When I first met the man that was to be my husband, I was going through a phase of my life that was centered on me. Making my way in my career, living in my own little one bedroom apartment just downstairs from a good friend who was also single and career-driven. I occasionally (frequently) would have a glass of wine and Pringles or candy for dinner. I was no kind of mother figure whatsoever.

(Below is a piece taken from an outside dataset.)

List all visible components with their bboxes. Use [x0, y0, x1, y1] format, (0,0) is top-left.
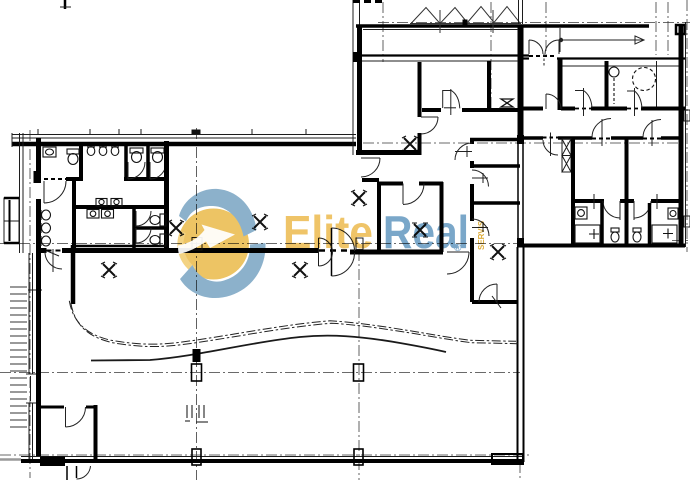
- svg-text:Elite: Elite: [283, 206, 373, 258]
- svg-text:SERVIS: SERVIS: [477, 220, 486, 250]
- svg-text:®: ®: [454, 243, 462, 254]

Falling in love with my husband “T” was the greatest thing that ever happened to me. Never before had I been with someone that made me a better version of myself, and challenged me the way he did. I knew from pretty much the beginning that he was the person I would spend the rest of my life with. It was magic, just like they say. He was a divorcee with two children from his previous marriage, his daughter “I” was 12 and his son “A” was 9. I can remember being so incredibly nervous to meet them for the first time, and spending hours picking out gifts to bring them in hopes that they would like me.
The gifts worked, because the kids did like me, and before long I was moving in with the two of them and their amazing dad. I went from being that single girl eating chips for dinner to a role of responsibility as a caretaker for these two awesome kids. Our “family” unit grew stronger over the years. We added two dogs and anywhere between 8-15 fish to the family along the way. When my husband proposed to me, the kids were both involved in planning the surprise and it took place with all four of us there together in our kitchen. They were the Maid of Honor and Best Man at our wedding, and “I” read a speech that brought the whole house to tears. While my heart was and is incredibly full, there was a piece missing.
As much as I love those kids as if they were my own, I am a Stepmom. And I don’t mean to put down or make little of this role, because it is an amazing one, and one that has brought me an indescribable amount of happiness and purpose. But it does not come without its challenges.
The kids’ bio-mom made it clear early on to me what she felt my boundaries were, and what parts of their lives I was not to take charge of or be involved in. Like sending snacks to the elementary school for “A” or being a classroom mom. An example most recently was when “I” went shopping for her first prom dress with her mom. “I” sent me pics while she was in the dressing rooms to get my opinion too, which brought me to tears that she still wanted me to be part of it, but the act of taking her and being there in person was not something that was in my realm of allowances.
I never got the chance to rock these kids to sleep or read them a bedtime story. I never got to play Santa for them (at a time when they actually believed in the magic of Christmas. I play Santa now but I think they suspect it might be me). Or take them trick-or-treating. There was that tender part of being a mommy to someone tiny who needs me that was missing from the more mature (but extremely fun and rewarding) relationship I had with my stepkids.
So, a couple of years ago, “T” and I started talking about having one of our own together. I come from a blended family, my mom had two children and my dad had three when they married, and then they had me and my two little sisters. I really feel like us joining the family was the glue that pulled everyone even closer together. As silly as it is, I want a sibling for “I” and “A” that is my child, to make our family closer in the same way.